Some months ago I wrote about the dangers of marijuana after reading about a speech made by journalist Alex Berenson. His wife is a senior psychiatrist at a hospital for the criminally insane in upper New York. She told him about patients who were in the institution as a result of the use of cannabis- also known as marijuana. His curiosity aroused, he did extensive research, which led to writing his book: "Tell Your Children: The Truth About Marijuana, Mental Illness and Violence."
Sometimes the more "macho" a man and foolish a woman is, the more deluded they can be about their abilities to drive after drinking to excess, smoking cannabis or using other drugs. It's just not true.
Jobs are lost, families broken. In addition to the high a person on a substance also experiences accompanying lows as sights and sounds around that person are not registering in the consciousness and muscle reflexes are slowed. Over indulgence especially in a young person, is hazardous to himself and all the others on the road.
Statistics, in addition to the in-depth studies of highly educated researchers, have proven the dreadful consequences of using marijuana. It leads the way to even more habit forming, more dangerous drugs⎯as does alcohol. The fact that it is now a legal drug, puts those consequences clearly upon the user.

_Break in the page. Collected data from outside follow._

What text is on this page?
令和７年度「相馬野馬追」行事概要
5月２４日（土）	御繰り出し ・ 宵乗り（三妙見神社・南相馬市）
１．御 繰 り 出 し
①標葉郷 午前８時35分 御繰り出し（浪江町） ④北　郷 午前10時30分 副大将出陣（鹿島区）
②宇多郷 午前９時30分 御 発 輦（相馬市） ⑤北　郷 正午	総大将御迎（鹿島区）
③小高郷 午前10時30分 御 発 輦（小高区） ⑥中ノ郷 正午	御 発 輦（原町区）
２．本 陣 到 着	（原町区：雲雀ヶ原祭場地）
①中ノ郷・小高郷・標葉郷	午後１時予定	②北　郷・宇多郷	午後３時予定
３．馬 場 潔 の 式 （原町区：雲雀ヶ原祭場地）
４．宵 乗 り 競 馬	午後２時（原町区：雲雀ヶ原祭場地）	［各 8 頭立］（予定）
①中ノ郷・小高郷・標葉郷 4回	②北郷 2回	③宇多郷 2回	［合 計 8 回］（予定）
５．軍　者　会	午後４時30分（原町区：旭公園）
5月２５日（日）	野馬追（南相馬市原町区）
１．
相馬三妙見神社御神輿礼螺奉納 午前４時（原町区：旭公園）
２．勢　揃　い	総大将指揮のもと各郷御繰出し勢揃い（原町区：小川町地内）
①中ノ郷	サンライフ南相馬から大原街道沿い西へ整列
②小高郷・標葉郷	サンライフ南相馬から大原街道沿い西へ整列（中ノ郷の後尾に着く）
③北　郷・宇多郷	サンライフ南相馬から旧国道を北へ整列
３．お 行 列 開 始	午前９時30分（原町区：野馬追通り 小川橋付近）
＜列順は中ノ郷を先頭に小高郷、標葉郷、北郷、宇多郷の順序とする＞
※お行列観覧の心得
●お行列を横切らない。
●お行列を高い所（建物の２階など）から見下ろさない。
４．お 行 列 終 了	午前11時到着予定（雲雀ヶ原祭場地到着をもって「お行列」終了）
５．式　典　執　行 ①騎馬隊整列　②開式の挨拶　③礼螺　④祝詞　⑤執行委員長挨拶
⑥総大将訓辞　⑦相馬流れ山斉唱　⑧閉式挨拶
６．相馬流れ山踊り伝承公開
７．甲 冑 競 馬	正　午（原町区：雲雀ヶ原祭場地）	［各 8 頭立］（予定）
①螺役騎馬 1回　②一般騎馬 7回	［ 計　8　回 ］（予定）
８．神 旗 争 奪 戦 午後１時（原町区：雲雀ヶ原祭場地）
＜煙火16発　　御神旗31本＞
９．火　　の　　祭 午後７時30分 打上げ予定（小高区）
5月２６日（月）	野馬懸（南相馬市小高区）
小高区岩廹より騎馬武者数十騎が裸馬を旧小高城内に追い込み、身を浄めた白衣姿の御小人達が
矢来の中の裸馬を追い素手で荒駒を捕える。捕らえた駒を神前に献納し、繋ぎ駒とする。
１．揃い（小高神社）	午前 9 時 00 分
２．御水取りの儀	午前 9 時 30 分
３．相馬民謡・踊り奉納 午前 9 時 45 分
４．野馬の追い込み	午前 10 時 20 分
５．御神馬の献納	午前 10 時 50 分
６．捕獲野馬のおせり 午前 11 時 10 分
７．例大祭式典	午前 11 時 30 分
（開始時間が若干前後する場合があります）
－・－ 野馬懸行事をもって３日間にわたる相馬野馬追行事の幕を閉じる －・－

When I was an instructor in the reading and writing labs for the San Joaquin Delta College in Stockton, there was one special paper students read about tobacco, which called cigarettes an easy way to commit suicide. It is mind-affecting drugs of any kind that hasten the end of life. They may seem to be an immediate escape from an intolerable reality, a hurtful circumstance, emotional upset (which is to say a physical pain since emotions are a physical response in the body.) Not only a danger to oneself, those substances are a dangerous way to try to cope with life's downers.
There are better ways: seek the counsel of a trusted clergy person, minister, priest or rabbi, a sensitive, caring parent, the psychologist at school, even a friend. Feelings are transient, not lasting. They change sometimes quickly. It's possible to endure and choose the better ways to live well. To make the more difficult choice is perhaps the easier choice in the long run. We have choices to make all day long, every day. Make yours wisely.